Both worlds register the same template type (CritterEntity) — allowed and common. Templates describe a shape; each world independently allocates its own component storage for that shape. An entity created in World A is invisible to queries in World B.
Lifecycle wiring¶
Two worlds means two of every lifecycle hook:
initializables = new()
{
worldA.Initialize,
worldB.Initialize,
sceneInitA.Initialize,
sceneInitB.Initialize,
};
tickables = new() { worldA.Tick, worldB.Tick };
lateTickables = new() { worldA.LateTick, worldB.LateTick };
disposables = new()
{
goManagerA.Dispose,
goManagerB.Dispose,
worldA.Dispose,
worldB.Dispose,
};
Each world ticks independently. If you wanted to pause one world while the other runs, you would simply skip its Tick() call. Worlds maintain independent fixed-update accumulators, so a paused world resumes where it left off -- it doesn't try to catch up missed simulation time.
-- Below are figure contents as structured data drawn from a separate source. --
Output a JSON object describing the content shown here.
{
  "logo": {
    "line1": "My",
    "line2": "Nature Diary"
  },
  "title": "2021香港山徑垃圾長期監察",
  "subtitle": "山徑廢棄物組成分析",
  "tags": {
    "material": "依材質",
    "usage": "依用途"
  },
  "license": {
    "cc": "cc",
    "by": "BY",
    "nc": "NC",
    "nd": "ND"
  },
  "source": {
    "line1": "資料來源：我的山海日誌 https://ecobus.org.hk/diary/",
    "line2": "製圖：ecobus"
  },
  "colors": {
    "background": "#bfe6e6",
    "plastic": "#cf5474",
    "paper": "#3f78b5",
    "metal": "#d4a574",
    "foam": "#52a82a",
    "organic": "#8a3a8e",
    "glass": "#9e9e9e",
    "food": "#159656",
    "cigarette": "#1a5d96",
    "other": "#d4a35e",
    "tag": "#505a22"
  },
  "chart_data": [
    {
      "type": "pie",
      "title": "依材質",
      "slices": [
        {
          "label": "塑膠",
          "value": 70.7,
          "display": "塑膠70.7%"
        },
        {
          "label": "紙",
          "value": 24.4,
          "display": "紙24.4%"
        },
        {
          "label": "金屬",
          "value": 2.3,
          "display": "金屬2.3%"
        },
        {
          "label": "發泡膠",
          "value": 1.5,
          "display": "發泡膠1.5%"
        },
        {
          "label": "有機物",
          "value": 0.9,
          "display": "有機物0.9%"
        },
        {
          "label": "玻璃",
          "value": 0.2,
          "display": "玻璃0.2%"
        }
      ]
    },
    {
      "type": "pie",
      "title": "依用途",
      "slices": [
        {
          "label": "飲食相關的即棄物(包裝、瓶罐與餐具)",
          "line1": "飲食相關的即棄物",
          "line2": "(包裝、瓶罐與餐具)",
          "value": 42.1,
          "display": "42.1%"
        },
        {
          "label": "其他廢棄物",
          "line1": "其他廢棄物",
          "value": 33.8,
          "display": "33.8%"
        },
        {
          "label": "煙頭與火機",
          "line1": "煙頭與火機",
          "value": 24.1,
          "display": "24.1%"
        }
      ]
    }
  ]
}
Per-world GameObject managers¶
Each world gets its own RenderableGameObjectManager. The manager subscribes to OnAdded / OnRemoved on its world's accessor, so its lifetime — and the GameObjectId counter it allocates from the world's heap — is 1:1 with a single World. GameObjectId values are world-local; either world can be snapshotted independently and its GameObjects will be rebuilt deterministically from its entity set.
What's process-global vs per-world¶
- Per-world — entity store, component arrays, system instances, accessors, RNG, blob cache, event manager, interpolation. Everything holding simulation state.
- Process-global — component / tag / set type IDs (
ComponentTypeId<T>,Tag<T>,EntitySet<T>), plus theWorldRegistrylisting active worlds. Stable identifiers, not state.
This split is what lets the same template type register in multiple worlds without conflict.
Concepts introduced¶
- Multiple
Worldinstances in one process — supported and isolated. WorldBuilder.SetDebugNamefor editor disambiguation.WorldRegistry.ActiveWorldsfor discovering all live worlds (useful for editor tooling).- Per-world pause — the application chooses when to call
Tick(); skipping the call is all "pause" means. - Per-world application services (here:
RenderableGameObjectManager) — when a service holds per-world state (an id counter on the world's heap, in this case), instantiate one per world rather than sharing.